The Australian Prevention Partnership Centre is finding out how we can build an effective, efficient and equitable system for the prevention of lifestyle-related chronic disease.

Our vision is for an effective, efficient and equitable system for the prevention of lifestyle-related chronic disease.

We are a national initiative that is identifying new ways of understanding what works and what doesn’t to prevent lifestyle-related chronic disease. Our work is co-produced by academic researchers, health system practitioners and policy makers from across Australia.

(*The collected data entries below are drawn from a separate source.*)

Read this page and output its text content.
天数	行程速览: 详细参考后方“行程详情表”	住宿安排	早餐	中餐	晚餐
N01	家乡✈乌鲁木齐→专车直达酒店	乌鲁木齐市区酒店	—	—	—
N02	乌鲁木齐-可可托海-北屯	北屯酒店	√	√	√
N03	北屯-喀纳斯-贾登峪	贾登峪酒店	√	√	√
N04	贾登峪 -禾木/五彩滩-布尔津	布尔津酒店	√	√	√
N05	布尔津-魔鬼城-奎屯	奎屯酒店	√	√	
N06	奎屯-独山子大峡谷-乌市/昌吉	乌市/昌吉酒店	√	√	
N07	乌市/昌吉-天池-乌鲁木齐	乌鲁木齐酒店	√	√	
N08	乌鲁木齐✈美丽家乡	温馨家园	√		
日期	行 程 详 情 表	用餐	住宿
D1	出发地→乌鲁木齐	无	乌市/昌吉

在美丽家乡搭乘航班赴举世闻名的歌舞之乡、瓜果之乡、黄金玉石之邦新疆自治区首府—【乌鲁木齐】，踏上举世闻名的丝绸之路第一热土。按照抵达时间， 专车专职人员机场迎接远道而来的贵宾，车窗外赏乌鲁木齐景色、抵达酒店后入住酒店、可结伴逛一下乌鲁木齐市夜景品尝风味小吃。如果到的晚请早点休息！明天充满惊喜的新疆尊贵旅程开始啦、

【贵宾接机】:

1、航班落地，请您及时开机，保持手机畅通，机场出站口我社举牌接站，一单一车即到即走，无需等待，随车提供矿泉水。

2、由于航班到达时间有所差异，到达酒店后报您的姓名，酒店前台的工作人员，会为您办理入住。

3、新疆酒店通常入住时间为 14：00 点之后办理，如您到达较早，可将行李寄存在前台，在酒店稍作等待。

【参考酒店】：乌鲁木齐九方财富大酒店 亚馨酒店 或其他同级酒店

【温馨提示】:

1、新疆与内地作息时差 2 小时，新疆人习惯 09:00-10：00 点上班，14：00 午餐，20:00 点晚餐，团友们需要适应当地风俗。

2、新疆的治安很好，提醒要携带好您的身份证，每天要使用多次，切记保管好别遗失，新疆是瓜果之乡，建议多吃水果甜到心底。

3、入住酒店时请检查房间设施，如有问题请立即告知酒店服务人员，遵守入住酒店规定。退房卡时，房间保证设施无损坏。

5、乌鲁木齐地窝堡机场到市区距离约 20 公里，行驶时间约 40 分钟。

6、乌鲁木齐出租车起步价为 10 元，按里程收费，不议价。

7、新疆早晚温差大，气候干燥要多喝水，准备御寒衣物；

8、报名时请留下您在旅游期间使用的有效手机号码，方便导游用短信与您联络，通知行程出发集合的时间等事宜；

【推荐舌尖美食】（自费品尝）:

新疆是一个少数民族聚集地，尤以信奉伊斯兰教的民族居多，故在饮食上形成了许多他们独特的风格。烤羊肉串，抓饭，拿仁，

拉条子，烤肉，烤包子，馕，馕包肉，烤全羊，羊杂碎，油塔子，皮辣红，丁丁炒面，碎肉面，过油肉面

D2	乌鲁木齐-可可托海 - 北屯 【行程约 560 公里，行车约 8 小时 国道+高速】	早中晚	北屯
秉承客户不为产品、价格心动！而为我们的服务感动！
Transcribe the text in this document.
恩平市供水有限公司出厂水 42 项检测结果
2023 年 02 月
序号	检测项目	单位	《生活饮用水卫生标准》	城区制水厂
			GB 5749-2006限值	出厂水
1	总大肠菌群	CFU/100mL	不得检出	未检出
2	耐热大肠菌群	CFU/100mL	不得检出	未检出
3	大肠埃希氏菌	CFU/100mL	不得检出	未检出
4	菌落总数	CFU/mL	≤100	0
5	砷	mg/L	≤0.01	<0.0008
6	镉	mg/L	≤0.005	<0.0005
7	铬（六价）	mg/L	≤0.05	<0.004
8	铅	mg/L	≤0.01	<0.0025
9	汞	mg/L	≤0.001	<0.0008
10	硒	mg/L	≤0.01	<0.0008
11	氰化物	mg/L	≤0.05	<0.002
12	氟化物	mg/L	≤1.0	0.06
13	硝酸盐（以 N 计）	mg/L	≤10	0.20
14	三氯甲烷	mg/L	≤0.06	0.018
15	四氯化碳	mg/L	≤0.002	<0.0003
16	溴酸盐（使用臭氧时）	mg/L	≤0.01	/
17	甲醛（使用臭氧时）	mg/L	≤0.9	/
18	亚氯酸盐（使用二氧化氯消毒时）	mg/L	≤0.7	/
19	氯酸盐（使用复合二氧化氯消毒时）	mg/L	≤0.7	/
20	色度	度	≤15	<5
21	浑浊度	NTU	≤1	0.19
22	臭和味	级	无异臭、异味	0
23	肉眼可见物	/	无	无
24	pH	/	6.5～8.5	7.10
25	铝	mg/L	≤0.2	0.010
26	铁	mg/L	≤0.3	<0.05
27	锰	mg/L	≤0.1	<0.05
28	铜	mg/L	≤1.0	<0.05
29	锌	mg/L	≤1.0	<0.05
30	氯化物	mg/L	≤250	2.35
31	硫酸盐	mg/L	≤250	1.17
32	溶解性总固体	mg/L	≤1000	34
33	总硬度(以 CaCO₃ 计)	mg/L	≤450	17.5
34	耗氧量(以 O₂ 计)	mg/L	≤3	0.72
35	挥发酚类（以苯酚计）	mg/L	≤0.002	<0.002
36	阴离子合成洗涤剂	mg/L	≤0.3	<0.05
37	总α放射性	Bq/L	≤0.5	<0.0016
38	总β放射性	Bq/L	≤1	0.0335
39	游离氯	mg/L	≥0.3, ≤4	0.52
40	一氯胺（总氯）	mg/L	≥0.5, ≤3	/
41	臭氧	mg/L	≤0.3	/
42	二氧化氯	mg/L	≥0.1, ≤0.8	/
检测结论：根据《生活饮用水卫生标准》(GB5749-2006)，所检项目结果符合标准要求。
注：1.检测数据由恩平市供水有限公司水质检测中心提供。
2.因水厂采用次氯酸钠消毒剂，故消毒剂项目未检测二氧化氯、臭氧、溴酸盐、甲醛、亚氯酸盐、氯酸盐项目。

Taking a systems approach, our program of work will:

  • Strengthen the evidence base for the prevention of lifestyle-related chronic disease
  • Create and make readily available knowledge, either new or through syntheses of what is already known
  • Build capacity to make more informed choices about prevention at policy, strategy, program and implementation levels.

The Centre aims to provide health decision makers with the best evidence to inform their policies and programs. We want to provide the evidence and tools for a comprehensive systems approach to preventing chronic health problems that includes working in the health system as well as in sectors outside of it, such as in schools, food production and retailing, and urban planning.

We want to achieve the following:

  • New ways for researchers, policy and program practitioners to work together and form strong national networks
  • Internationally significant research about innovative methods in prevention, systems science and communication of prevention
  • Methods and approaches for communicating to governments and the community the value of prevention and the best investments in prevention efforts
  • The development and use of frameworks, tools and strategies to activate an effective, efficient and equitable prevention system
  • Increased capacity of researchers, policy makers and practitioners to use evidence and systems approaches in the design, implementation, evaluation and communication of prevention.